Новэмбер, однако, усмехнулась.
– Комплексная система… Не так ли?
– Не начинай.
– Но почему вы сосредоточили внимание на южноамериканских языках? Я думала, вас в первую очередь заинтересует клинопись. Она родилась в Шумере, а это Ближний Восток.
– Мне вдруг пришло в голову, что, когда Антарктику затопило наводнение, бежать оттуда было некуда. Чтобы спастись, людям оставалось плыть на север до тех пор, пока они не достигли бы гор, то есть суши. Анд в Перу. Арарата в Турции. Или Гималаев на севере Индии и китайской границе. Именно в этих трех местах зародилась письменность и религия.
– О господи! Невероятно.
– Может быть. Точно не знаю. Так или иначе, я вдруг вспомнил о языке аймара. Он относится к америндской семье, ее мы не вычеркнули из списка.
– Помню. Вон она.
– Есть основание предположить, что аймару придумали.
– Такое возможно? Я всегда считала, что языки… развиваются.
– Хангыль, например, корейское письмо, создано в тысяча четыреста сорок шестом году под руководством правителя Сечжона. Тысячу лет народ Кореи пользовался китайским – Сечжон решил, пришла пора изобрести собственный алфавит, – сказал Скотт. – С аймарой дело обстоит сложнее, – никто не знает, сколько ей лет. Основана она на принципах, совершенно не похожих на наши. Мы строим предложения, отталкиваясь от понятий «да» и «нет». В аймаре есть и третье, нечто типа «может быть». Похоже на компьютерную нечеткую логику – формальную систему логики, разработанную Лотфи-заде, то есть университетом Беркли.
Новэмбер раскрыла было рот, собравшись задать вопрос, но Скотт опередил ее.
– Не имею понятия. Спроси у Хаккетта. Смысл в том, что один ученый-компьютерщик из Боливии пришел в тысяча девятьсот восьмидесятом году к удивительному выводу: оказалось, аймара работает подобно алгоритму. То есть переведенный на нее иностранный текст можно переводить на любой другой язык – смысл оригинала сохранится абсолютно точно, без потерь и искажений.
– Аймара? Где на ней говорили?
Скотт приподнял бровь.
– В Тиауанако, – сказал он. – На ней и сейчас говорят.
– Где это?
– В Андах. Высоко в горах, у озера Титикака.
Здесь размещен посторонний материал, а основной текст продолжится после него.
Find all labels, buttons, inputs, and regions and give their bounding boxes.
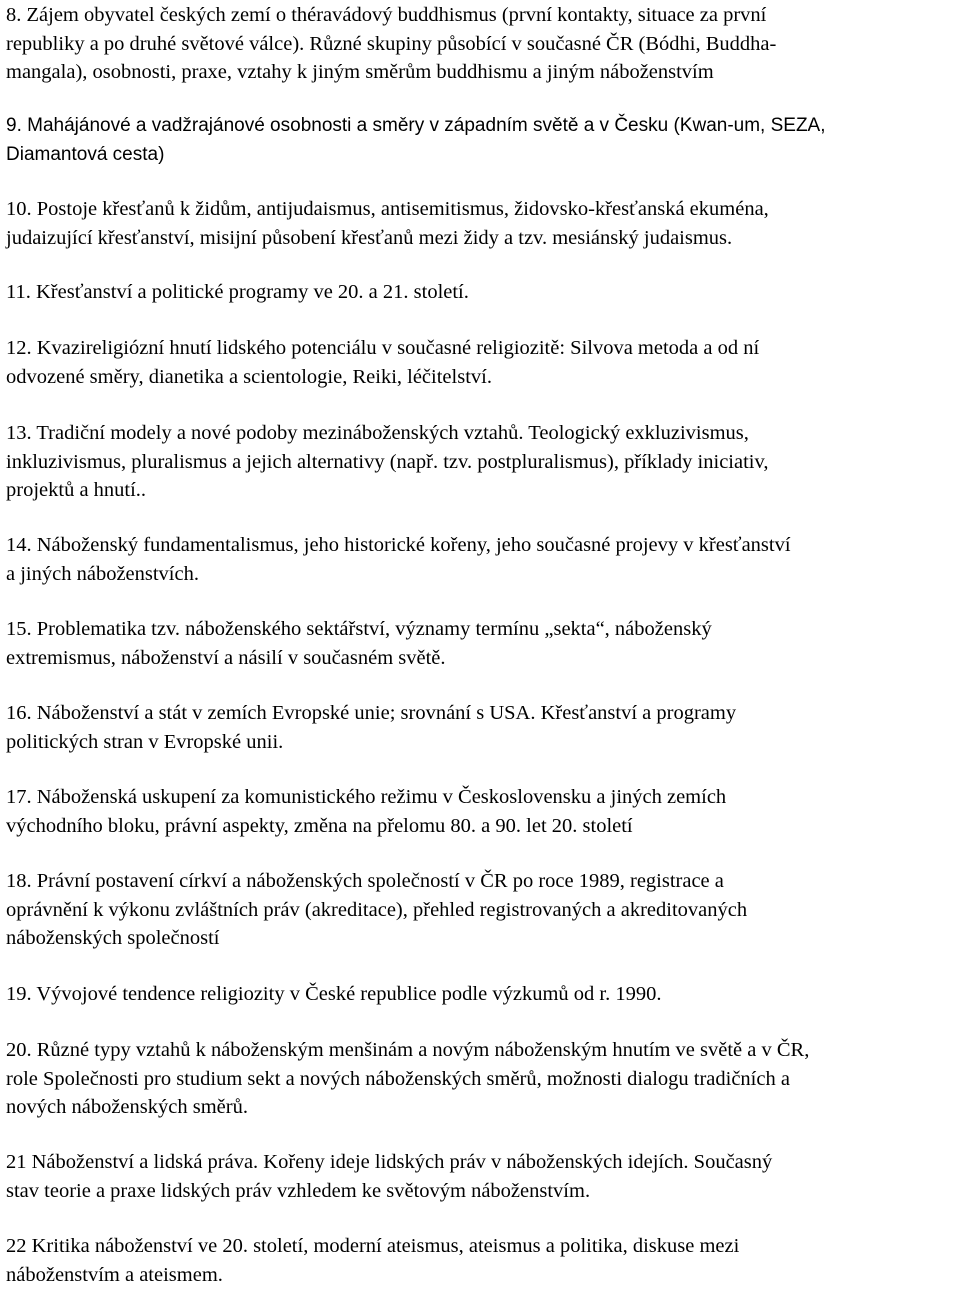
item-line: inkluzivismus, pluralismus a jejich alternativy (např. tzv. postpluralismus), příklady iniciativ, [6, 448, 958, 477]
item-line: 13. Tradiční modely a nové podoby mezináboženských vztahů. Teologický exkluzivismus, [6, 419, 958, 448]
list-item-20 [6, 1036, 958, 1122]
list-item-12 [6, 334, 958, 391]
item-line: 9. Mahájánové a vadžrajánové osobnosti a směry v západním světě a v Česku (Kwan-um, SEZA, [6, 112, 958, 141]
item-line: odvozené směry, dianetika a scientologie, Reiki, léčitelství. [6, 363, 958, 392]
item-line: Diamantová cesta) [6, 141, 958, 170]
item-line: 22 Kritika náboženství ve 20. století, moderní ateismus, ateismus a politika, diskuse mezi [6, 1232, 958, 1261]
list-item-10 [6, 195, 958, 252]
list-item-11 [6, 278, 958, 307]
list-item-16 [6, 699, 958, 756]
list-item-22 [6, 1232, 958, 1289]
item-line: oprávnění k výkonu zvláštních práv (akreditace), přehled registrovaných a akreditovaných [6, 896, 958, 925]
item-line: 20. Různé typy vztahů k náboženským menšinám a novým náboženským hnutím ve světě a v ČR, [6, 1036, 958, 1065]
item-line: 12. Kvazireligiózní hnutí lidského potenciálu v současné religiozitě: Silvova metoda a od ní [6, 334, 958, 363]
item-line: náboženstvím a ateismem. [6, 1261, 958, 1289]
item-line: republiky a po druhé světové válce). Různé skupiny působící v současné ČR (Bódhi, Buddha- [6, 30, 958, 59]
item-line: 14. Náboženský fundamentalismus, jeho historické kořeny, jeho současné projevy v křesťanství [6, 531, 958, 560]
item-line: nových náboženských směrů. [6, 1093, 958, 1122]
list-item-21 [6, 1148, 958, 1205]
item-line: a jiných náboženstvích. [6, 560, 958, 589]
item-line: judaizující křesťanství, misijní působení křesťanů mezi židy a tzv. mesiánský judaismus. [6, 224, 958, 253]
list-item-18 [6, 867, 958, 953]
list-item-9 [6, 112, 958, 169]
list-item-13 [6, 419, 958, 505]
item-line: 8. Zájem obyvatel českých zemí o théravádový buddhismus (první kontakty, situace za první [6, 1, 958, 30]
item-line: 11. Křesťanství a politické programy ve 20. a 21. století. [6, 278, 958, 307]
item-line: 21 Náboženství a lidská práva. Kořeny ideje lidských práv v náboženských idejích. Současný [6, 1148, 958, 1177]
list-item-15 [6, 615, 958, 672]
item-line: náboženských společností [6, 924, 958, 953]
item-line: role Společnosti pro studium sekt a nových náboženských směrů, možnosti dialogu tradičních a [6, 1065, 958, 1094]
list-item-17 [6, 783, 958, 840]
item-line: 19. Vývojové tendence religiozity v České republice podle výzkumů od r. 1990. [6, 980, 958, 1009]
item-line: extremismus, náboženství a násilí v současném světě. [6, 644, 958, 673]
item-line: 17. Náboženská uskupení za komunistického režimu v Československu a jiných zemích [6, 783, 958, 812]
item-line: 15. Problematika tzv. náboženského sektářství, významy termínu „sekta“, náboženský [6, 615, 958, 644]
item-line: stav teorie a praxe lidských práv vzhledem ke světovým náboženstvím. [6, 1177, 958, 1206]
item-line: projektů a hnutí.. [6, 476, 958, 505]
list-item-14 [6, 531, 958, 588]
item-line: 16. Náboženství a stát v zemích Evropské unie; srovnání s USA. Křesťanství a programy [6, 699, 958, 728]
item-line: politických stran v Evropské unii. [6, 728, 958, 757]
item-line: 18. Právní postavení církví a náboženských společností v ČR po roce 1989, registrace a [6, 867, 958, 896]
item-line: mangala), osobnosti, praxe, vztahy k jiným směrům buddhismu a jiným náboženstvím [6, 58, 958, 87]
list-item-8 [6, 1, 958, 87]
list-item-19 [6, 980, 958, 1009]
item-line: východního bloku, právní aspekty, změna na přelomu 80. a 90. let 20. století [6, 812, 958, 841]
item-line: 10. Postoje křesťanů k židům, antijudaismus, antisemitismus, židovsko-křesťanská ekuména, [6, 195, 958, 224]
Новэмбер слегка побледнела.
– Выходит, додуматься, где находилась Атлантида, было не так уж и сложно. Мы просто недостаточно внимательны.
Скотт осмотрел разложенные на столе камни и перевел сосредоточенный взгляд на записи.
– Теперь тайна раскрыта. Остается понять, что Атлантида пытается нам сообщить.
Его переполняли чувства. Накопленные знания выглядели сейчас совершенно по-новому. Разгадка витала где-то рядом, но никак не желала оформиться в логически законченную мысль.
В глазах Новэмбер горела тревога. Пытаясь переключить внимание девушки на что-нибудь постороннее, Скотт осторожно поинтересовался:
– Как дела дома? По тебе уже соскучились?
– Вам страшно? – неожиданно спросила она.
– Конечно.
– А что вас пугает больше всего?
– Размышления о том, что, если этот второй потоп действительно произойдет, я ничего не смогу сделать, чтобы облегчить страдания дочери.
Новэмбер погрустнела.
– Не думала, что у вас есть дочь. Сколько ей лет?
– Семь. Ее зовут Эмили.
– Красивое имя. – Новэмбер медленно протянула руку, взяла со стола камень и почувствовала уже привычное покалывание в пальцах. – Папа говорит, что Миссисипи разливается, – произнесла она. – В районе дельты уже объявили чрезвычайное положение.
– Понятно.
– Начинается…
– По-видимому, да, – кивнул Скотт.
– Что делать с этим? – спросила Новэмбер, крутя в руке камень. – Опять перерисовать буквы?
– Да, пожалуйста.
Новэмбер поднялась со стула.
– Хочу перекусить. А кофе мне просто осточертел. Не желаете колы или чего-нибудь в этом роде?
– Нет, спасибо.
На кухоньке – чистой, белой, с раковиной и микроволновой печью – было полно запасов. Продукты хранились в специальном передвижном контейнере, тщательно защищавшем содержимое от лабораторных излучений и испарений.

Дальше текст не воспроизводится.